Do you want to know a guaranteed way to make your life a misery?
Being a sensitive snowflake to the opinions of others.
This makes your life challenging in all kinds of ways because I’ve never met a successful person who doesn’t take their “business” very personally indeed.
Whatever walk of life you’re in, if you’ve got a big goal that you want to achieve, you need to exact the highest possible standards and aggressively protect your good name and “territory”.
But on the other hand, you also have to accept that you’re going to suffer swings of fortune. As sure as the sun rises, you’re going to have people screw you over.
If what you’re doing has meaning to you, which it absolutely must have in order for you to give it the necessary commitment, then you are going to feel every problem far more acutely than if you were disengaged and merely coasting. The rise of omnipresent social media has made this a greater challenge than ever before in human history.
What can you do about it to serve as a coping mechanism?
First of all, you must learn to distinguish between the opinions of those who matter and those who don’t. In reality, we should only ever care about the opinions of those whose thoughts have an influence on our future. That’s a limited list for most people (family, friends and work colleagues) but it does get more problematic if you’re in business because isn’t everyone a potential customer?
What my observations on success have taught me is that no truly successful person can make it long-term without developing a thick skin. They take the ups and downs of fortune in their stride and shrug off insults, attacks and personal slights as part of the game.
I know from my own experience that what used to send me into month long paroxysms of rage a decade ago are now water off a duck’s back. I’ve been let down and screwed over so many times that I had only two choices – go insane and disappear down a dark hole of bitterness and vengeance, or treat it like a game.
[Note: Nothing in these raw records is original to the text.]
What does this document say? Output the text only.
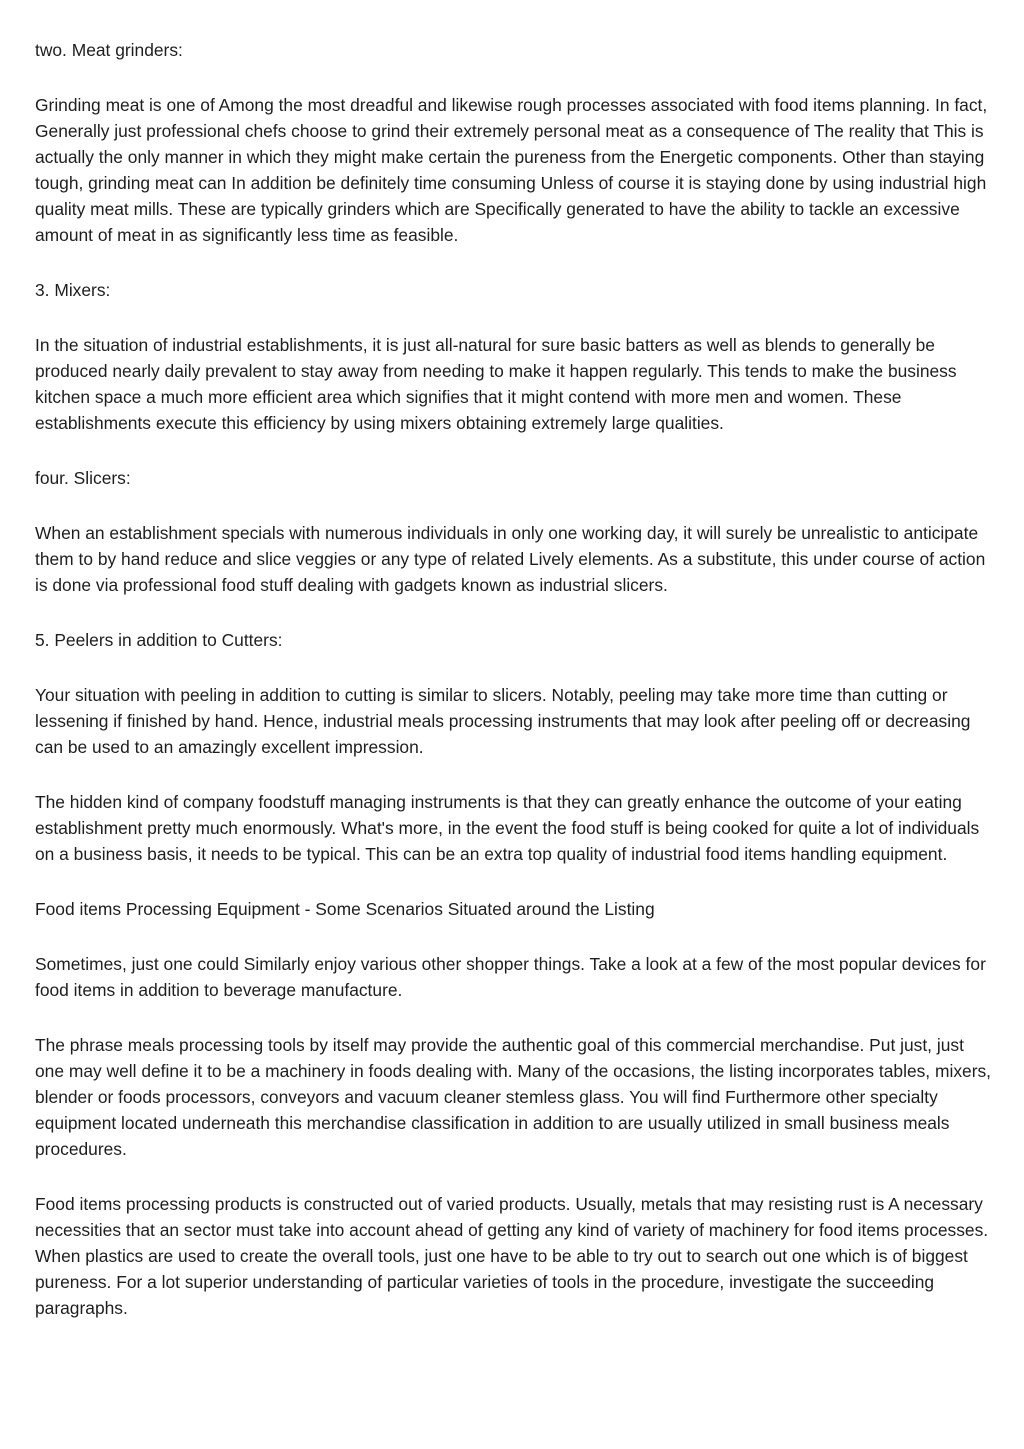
two. Meat grinders:

Grinding meat is one of Among the most dreadful and likewise rough processes associated with food items planning. In fact, Generally just professional chefs choose to grind their extremely personal meat as a consequence of The reality that This is actually the only manner in which they might make certain the pureness from the Energetic components. Other than staying tough, grinding meat can In addition be definitely time consuming Unless of course it is staying done by using industrial high quality meat mills. These are typically grinders which are Specifically generated to have the ability to tackle an excessive amount of meat in as significantly less time as feasible.

3. Mixers:

In the situation of industrial establishments, it is just all-natural for sure basic batters as well as blends to generally be produced nearly daily prevalent to stay away from needing to make it happen regularly. This tends to make the business kitchen space a much more efficient area which signifies that it might contend with more men and women. These establishments execute this efficiency by using mixers obtaining extremely large qualities.

four. Slicers:

When an establishment specials with numerous individuals in only one working day, it will surely be unrealistic to anticipate them to by hand reduce and slice veggies or any type of related Lively elements. As a substitute, this under course of action is done via professional food stuff dealing with gadgets known as industrial slicers.

5. Peelers in addition to Cutters:

Your situation with peeling in addition to cutting is similar to slicers. Notably, peeling may take more time than cutting or lessening if finished by hand. Hence, industrial meals processing instruments that may look after peeling off or decreasing can be used to an amazingly excellent impression.

The hidden kind of company foodstuff managing instruments is that they can greatly enhance the outcome of your eating establishment pretty much enormously. What's more, in the event the food stuff is being cooked for quite a lot of individuals on a business basis, it needs to be typical. This can be an extra top quality of industrial food items handling equipment.

Food items Processing Equipment - Some Scenarios Situated around the Listing

Sometimes, just one could Similarly enjoy various other shopper things. Take a look at a few of the most popular devices for food items in addition to beverage manufacture.

The phrase meals processing tools by itself may provide the authentic goal of this commercial merchandise. Put just, just one may well define it to be a machinery in foods dealing with. Many of the occasions, the listing incorporates tables, mixers, blender or foods processors, conveyors and vacuum cleaner stemless glass. You will find Furthermore other specialty equipment located underneath this merchandise classification in addition to are usually utilized in small business meals procedures.

Food items processing products is constructed out of varied products. Usually, metals that may resisting rust is A necessary necessities that an sector must take into account ahead of getting any kind of variety of machinery for food items processes. When plastics are used to create the overall tools, just one have to be able to try out to search out one which is of biggest pureness. For a lot superior understanding of particular varieties of tools in the procedure, investigate the succeeding paragraphs.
It’s got to be a game that I take uber seriously and my actions in both defence and offence haven’t actually changed, but instead of laying awake at night twisting myself up in knots I get a good night’s sleep and fight the good fight refreshed and in harmony with myself.
Of course, the ultimate example of thin-skinned success, Donald J Trump, makes all my words ring a bit hollow. But isn’t there always at least one exception who proves the rule?